Bitterns eat fish, therefore a crucial component in maintaining their population is to ensure there are reedbeds in water that have sufficient fish of a suitable size for bitterns to catch and eat. A UK biodiversity action plan for bitterns is directing the conservation effort and in the past 15 years two national projects have secured funding from the European Union LIFE Nature Fund to restore and create new reedbeds for these elusive birds.

Bitterns in Herts

At present, while bitterns do spend winter in Hertfordshire they haven’t yet bred, in spite of the occasional booming bird in early spring. The most reliable place to see bitterns in the county is at the Herts and Middlesex Wildlife Trust’s Amwell Nature Reserve, but it’s no happy accident that bitterns visit here. The reserve is now one of the most biodiverse in the country, a site of special scientific interest and part of the internationally-important Lee Valley Special Protection Area.
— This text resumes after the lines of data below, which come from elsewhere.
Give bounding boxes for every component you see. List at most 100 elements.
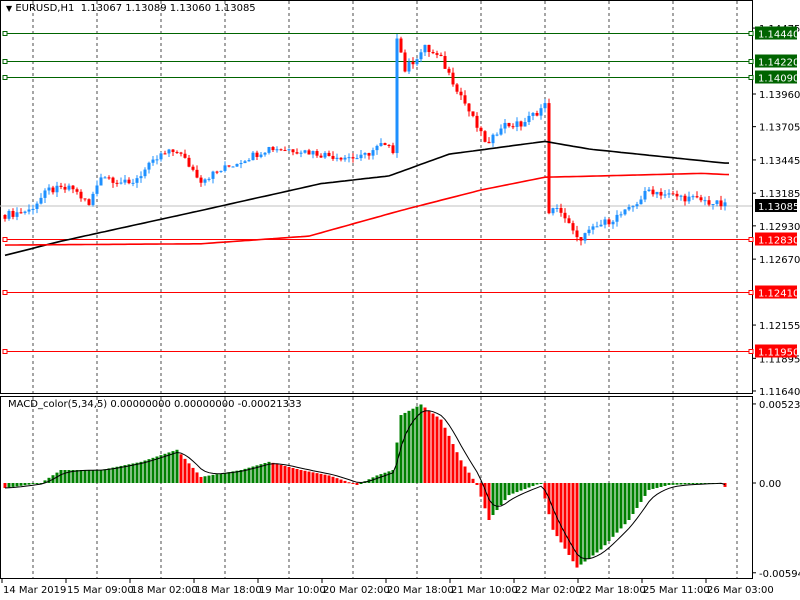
- price-tick-label: 1.12155: [759, 321, 800, 332]
- macd-bar: [91, 470, 95, 483]
- macd-bar: [631, 483, 635, 514]
- macd-bar: [235, 470, 239, 483]
- macd-bar: [307, 471, 311, 483]
- candle-body: [335, 157, 339, 159]
- chart-canvas[interactable]: 1.144751.139601.137051.134451.131851.129…: [0, 0, 800, 600]
- macd-bar: [319, 473, 323, 483]
- candle-body: [487, 141, 491, 144]
- candle-body: [411, 62, 415, 65]
- main-chart-frame: [0, 0, 753, 394]
- macd-bar: [223, 472, 227, 483]
- macd-bar: [215, 474, 219, 483]
- candle-body: [255, 152, 259, 157]
- candle-body: [415, 59, 419, 65]
- level-price-label: 1.12410: [758, 289, 799, 300]
- level-anchor: [2, 349, 8, 354]
- candle-body: [523, 122, 527, 127]
- candle-body: [239, 163, 243, 165]
- macd-bar: [587, 483, 591, 559]
- candle-body: [719, 200, 723, 207]
- macd-bar: [559, 483, 563, 543]
- candle-body: [351, 157, 355, 159]
- macd-bar: [175, 449, 179, 483]
- candle-body: [659, 191, 663, 196]
- level-anchor: [748, 59, 754, 64]
- macd-bar: [339, 479, 343, 483]
- macd-bar: [167, 452, 171, 483]
- candle-body: [691, 196, 695, 198]
- price-tick-label: 1.13185: [759, 189, 800, 200]
- macd-bar: [679, 483, 683, 485]
- candle-body: [391, 145, 395, 154]
- macd-bar: [447, 435, 451, 483]
- macd-bar: [311, 472, 315, 483]
- macd-bar: [135, 462, 139, 483]
- price-tick-label: 1.13445: [759, 156, 800, 167]
- candle-body: [287, 149, 291, 151]
- candle-body: [315, 151, 319, 156]
- macd-bar: [287, 466, 291, 483]
- macd-bar: [23, 483, 27, 486]
- candle-body: [671, 193, 675, 195]
- macd-bar: [475, 483, 479, 485]
- candle-body: [535, 113, 539, 116]
- candle-body: [395, 38, 399, 154]
- candle-body: [23, 211, 27, 213]
- macd-bar: [99, 470, 103, 483]
- level-price-label: 1.11950: [758, 348, 799, 359]
- candle-body: [103, 177, 107, 179]
- macd-bar: [283, 465, 287, 483]
- macd-bar: [683, 483, 687, 485]
- macd-bar: [147, 459, 151, 483]
- candle-body: [79, 191, 83, 199]
- candle-body: [639, 199, 643, 205]
- price-tick-label: 1.11640: [759, 387, 800, 398]
- candle-body: [451, 72, 455, 85]
- candle-body: [643, 190, 647, 200]
- macd-bar: [163, 453, 167, 483]
- candle-body: [599, 224, 603, 227]
- candle-body: [539, 108, 543, 116]
- macd-bar: [671, 483, 675, 485]
- macd-bar: [431, 413, 435, 483]
- macd-bar: [131, 463, 135, 483]
- triangle-down-icon[interactable]: ▼: [6, 4, 12, 13]
- macd-bar: [183, 458, 187, 483]
- candle-body: [175, 151, 179, 153]
- macd-bar: [315, 473, 319, 483]
- macd-bar: [643, 483, 647, 496]
- candle-body: [39, 197, 43, 204]
- candle-body: [67, 185, 71, 190]
- macd-bar: [327, 475, 331, 483]
- macd-bar: [515, 483, 519, 493]
- macd-bar: [187, 463, 191, 483]
- macd-bar: [627, 483, 631, 520]
- macd-bar: [427, 410, 431, 483]
- macd-bar: [383, 472, 387, 483]
- macd-bar: [19, 483, 23, 486]
- level-anchor: [2, 31, 8, 36]
- candle-body: [71, 185, 75, 190]
- macd-bar: [151, 457, 155, 483]
- candle-body: [507, 122, 511, 127]
- macd-bar: [403, 412, 407, 483]
- candle-body: [463, 95, 467, 104]
- candle-body: [367, 153, 371, 156]
- macd-bar: [675, 483, 679, 485]
- candle-body: [663, 194, 667, 196]
- candle-body: [179, 152, 183, 154]
- candle-body: [387, 144, 391, 146]
- candle-body: [163, 153, 167, 155]
- macd-bar: [455, 452, 459, 483]
- macd-bar: [79, 470, 83, 483]
- level-price-label: 1.12830: [758, 236, 799, 247]
- candle-body: [471, 111, 475, 116]
- macd-bar: [539, 483, 543, 484]
- level-anchor: [2, 59, 8, 64]
- candle-body: [263, 152, 267, 155]
- candle-body: [171, 149, 175, 152]
- macd-bar: [591, 483, 595, 556]
- candle-body: [107, 177, 111, 179]
- macd-bar: [159, 455, 163, 483]
- candle-body: [271, 147, 275, 151]
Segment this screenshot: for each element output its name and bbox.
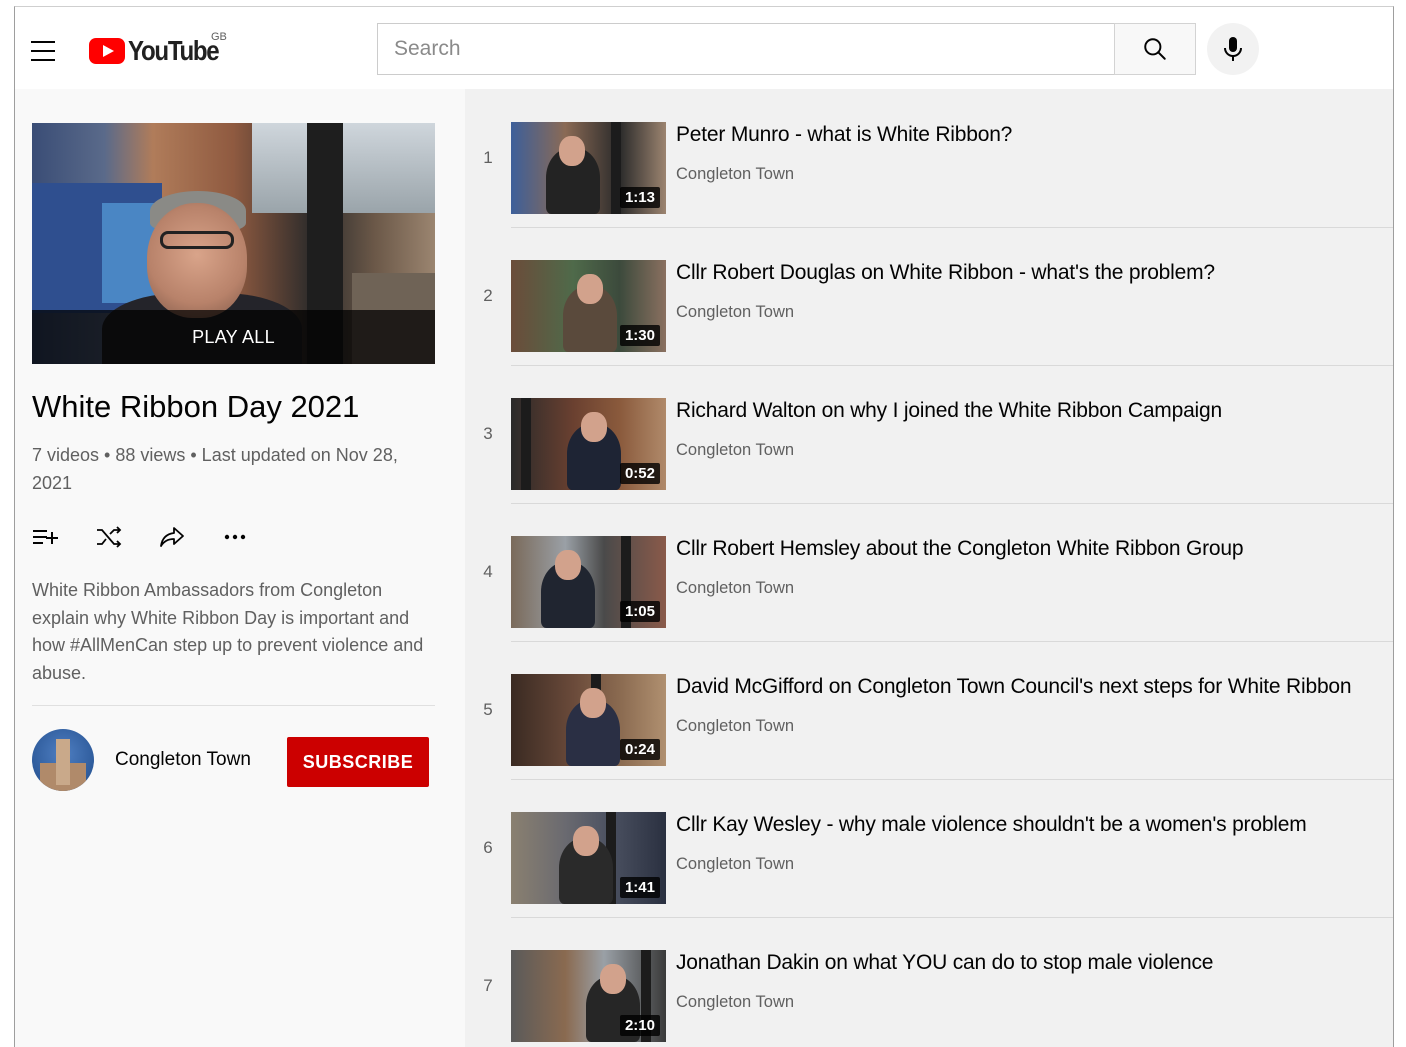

A carefully designed restoration plan, complemented by a huge amount of voluntary conservation work over the past 35 years, has resulted in a reserve which is enjoyed by thousands of visitors every year.

In addition to Amwell, sightings of bitterns have also been made further up the Lee Valley at Rye Meads Nature Reserve, in former gravel extraction pits in Cheshunt, Tring Reservoirs, Hilfield Park Reservoir at Elstree and Stocker’s Lake, Rickmansworth. With only 23 hectares of reedbed in Hertfordshire and probably only half of that wet and containing suitable fish populations, there is much work required to ensure bitterns continue to visit the county.

Award-winning conservation

In October 2015, Herts and Middlesex Wildlife Trust won a judge’s commendation at the Campaign for the Protection of Rural England Hertfordshire awards for its work on the reedbeds at Amwell. The work, funded by Veolia Environmental Trust, East Herts District Council and Herts County Council, was completed last June and created new ‘rides’ cut through reedbeds, new ditches, re-profiling of the lake edges and expanded bays to create new feeding habitats along the wetland margins. This work has helped to create a habitat for bitterns that will hopefully see them booming in greater numbers in Hertfordshire in years to come.